On Mon, Sep 14, 2015 at 9:02 PM, Geert Uytterhoeven
<[email protected]> wrote:
> Hi Magnus,
>
> On Wed, Sep 9, 2015 at 11:21 AM, Geert Uytterhoeven
> <[email protected]> wrote:
>> On Wed, Sep 9, 2015 at 7:05 AM, Magnus Damm <[email protected]> wrote:
>>> From: Magnus Damm <[email protected]>
>>>
>>> This patch hacks the CCF core to take clock-indices into
>>> consideration when making a default clock name in case
>>> clock-output-names is not provided.
>>>
>>> Without this patch of_clk_get_parent_name() does not work
>>> for clocks with multiple indices associated with one node.
>>>
>>> Proof of concept only. Leaks memory. Not for upstream merge.
>>>
>>> Not-Yet-Signed-off-by: Magnus Damm <[email protected]>
>>
>> While this (probably) solves the issue, is this something we want to do?

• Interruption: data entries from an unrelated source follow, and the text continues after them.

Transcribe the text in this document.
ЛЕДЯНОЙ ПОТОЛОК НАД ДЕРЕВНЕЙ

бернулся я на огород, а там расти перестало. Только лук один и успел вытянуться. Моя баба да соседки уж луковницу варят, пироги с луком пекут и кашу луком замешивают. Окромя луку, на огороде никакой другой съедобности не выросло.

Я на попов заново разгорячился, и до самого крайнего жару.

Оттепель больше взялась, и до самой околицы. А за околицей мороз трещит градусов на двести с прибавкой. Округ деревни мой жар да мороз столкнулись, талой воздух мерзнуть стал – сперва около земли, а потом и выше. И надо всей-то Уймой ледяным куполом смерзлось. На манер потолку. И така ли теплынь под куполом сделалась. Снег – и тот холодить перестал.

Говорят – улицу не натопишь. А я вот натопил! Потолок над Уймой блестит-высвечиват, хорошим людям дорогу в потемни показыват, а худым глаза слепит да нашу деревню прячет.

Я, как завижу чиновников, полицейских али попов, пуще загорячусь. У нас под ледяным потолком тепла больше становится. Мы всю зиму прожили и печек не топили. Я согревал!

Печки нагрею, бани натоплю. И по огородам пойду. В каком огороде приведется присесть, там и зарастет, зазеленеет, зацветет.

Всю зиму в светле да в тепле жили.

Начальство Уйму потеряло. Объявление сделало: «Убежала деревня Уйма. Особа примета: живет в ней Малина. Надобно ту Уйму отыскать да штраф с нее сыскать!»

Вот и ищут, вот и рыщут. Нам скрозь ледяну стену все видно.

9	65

>> What does we gain? E.g. we still need to allocate memory to store the clock
>> names, so no memory is saved by not providing clock-output-names.
>> But instead of useful names, the clocks now have autogenerated names, and all
>> look the same (I don't know e.g. all 384 MSTP clock numbers by heart ;-)
>
> Actually it's even worse: the autogenerated number is not the MSTP bit
> number, which I can relate to the actual clock using
> include/dt-bindings/clock/*.h, but the index in the sparse array of used bits,
> which depends on how many MSTP clocks are defined in DT.
>
> So we moved from e.g. "hscif1" through "mstp3.10" ("bit 10 in MSTP set 3",
> aka "MSTP310") to "mstp3.0" ("the first clock defined in DT for MSTP set 3").

Thanks for letting me know. It needs to be fixed for sure.